Конечно, Скварчинский прекрасно понимал разницу между пацификациями и настоящей войной, но и в боевых качествах Пашкевича у него сомнений не было: тот ещё в России выбрал судьбу профессионального военного, поступив в Виленское юнкерское училище, после войны обучался в Высшей Военной Школе в Варшаве, а позднее в Центре Высших Военных Курсов. Как и претензий по первым дням войны: чудес генерал Пашкевич не творил, но с поставленными задачами в целом справлялся.

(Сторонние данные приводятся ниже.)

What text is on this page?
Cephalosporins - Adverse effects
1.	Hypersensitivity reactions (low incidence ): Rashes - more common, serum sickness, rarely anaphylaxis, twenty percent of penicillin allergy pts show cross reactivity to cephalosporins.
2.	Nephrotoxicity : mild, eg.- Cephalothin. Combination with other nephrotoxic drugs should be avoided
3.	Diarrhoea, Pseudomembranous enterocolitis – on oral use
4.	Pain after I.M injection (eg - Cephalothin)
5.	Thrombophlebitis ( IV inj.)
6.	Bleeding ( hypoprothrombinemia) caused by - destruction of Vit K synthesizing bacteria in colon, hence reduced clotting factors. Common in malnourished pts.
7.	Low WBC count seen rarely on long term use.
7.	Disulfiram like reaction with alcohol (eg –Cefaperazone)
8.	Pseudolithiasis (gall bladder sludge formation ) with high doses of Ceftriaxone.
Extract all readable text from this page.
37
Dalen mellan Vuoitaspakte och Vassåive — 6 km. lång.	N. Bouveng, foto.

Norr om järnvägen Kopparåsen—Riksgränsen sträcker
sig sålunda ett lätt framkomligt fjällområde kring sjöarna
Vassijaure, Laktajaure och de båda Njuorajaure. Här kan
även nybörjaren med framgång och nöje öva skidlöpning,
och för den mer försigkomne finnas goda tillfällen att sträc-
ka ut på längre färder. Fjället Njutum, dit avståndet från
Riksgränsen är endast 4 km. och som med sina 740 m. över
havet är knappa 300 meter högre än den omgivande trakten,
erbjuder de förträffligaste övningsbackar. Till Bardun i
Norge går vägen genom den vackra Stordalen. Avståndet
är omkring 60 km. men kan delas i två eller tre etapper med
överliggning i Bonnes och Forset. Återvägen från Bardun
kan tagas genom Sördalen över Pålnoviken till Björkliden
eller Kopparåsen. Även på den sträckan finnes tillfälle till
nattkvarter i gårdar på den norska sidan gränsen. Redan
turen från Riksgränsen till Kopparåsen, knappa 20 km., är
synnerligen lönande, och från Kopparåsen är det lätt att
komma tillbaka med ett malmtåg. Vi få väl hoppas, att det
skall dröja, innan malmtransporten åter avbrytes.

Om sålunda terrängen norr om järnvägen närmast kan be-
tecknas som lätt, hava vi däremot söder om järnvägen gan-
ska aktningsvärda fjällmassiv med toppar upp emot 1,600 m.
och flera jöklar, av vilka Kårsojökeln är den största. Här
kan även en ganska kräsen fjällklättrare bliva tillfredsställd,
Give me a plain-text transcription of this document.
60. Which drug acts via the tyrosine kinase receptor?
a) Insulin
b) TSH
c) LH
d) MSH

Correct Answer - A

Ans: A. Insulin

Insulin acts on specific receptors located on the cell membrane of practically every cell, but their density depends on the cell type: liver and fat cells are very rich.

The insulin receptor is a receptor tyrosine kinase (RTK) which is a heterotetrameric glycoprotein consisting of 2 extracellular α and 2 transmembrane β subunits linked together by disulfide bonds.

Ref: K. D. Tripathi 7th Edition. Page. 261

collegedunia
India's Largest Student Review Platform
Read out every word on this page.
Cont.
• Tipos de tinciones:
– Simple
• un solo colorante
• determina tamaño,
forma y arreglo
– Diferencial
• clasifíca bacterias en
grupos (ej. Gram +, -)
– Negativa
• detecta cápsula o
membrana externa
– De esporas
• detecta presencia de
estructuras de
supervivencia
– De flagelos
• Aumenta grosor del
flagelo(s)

Похуже Турковского, конечно, но тут дело было не столько в командире сколько в подчиненных: легионисты были элитой вооруженных сил Польши, а простые пехотинцы - всего лишь простыми пехотинцами.
Доклад у командира дивизии получился гладкий и в целом оптимистичный. Авандгард колонны полковника Покорны подошел к Котларке ещё в районе 16 часов. Деревня была занята вражескими разведчиками, примерно силою взвода при поддержке бронетехники. Быстрой атакой пехотинцы выбили их из Котларки, уничтожив не менее двух десятков гитлеровцев, бронеавтомобиль и грузовик. Ещё два бронеавтомобиля были повреждены, но сумели вместе с остатками вражеской разведки отступить на восток в направлении Мазьяз. С подходом основных сил в Мазьязы была направлена разведка, установившая, что врага там нет, после чего в деревню был направлен батальон майора Гутовского. После этого колонна в бой с противником не вступала, было выставлено охранение, а личному составу дан отдых. Уже после наступления темноты была отмечена интенсивная стрельба и запуск большого количества осветительных ракет в районе Пилатки, но к 21.30 бой стих.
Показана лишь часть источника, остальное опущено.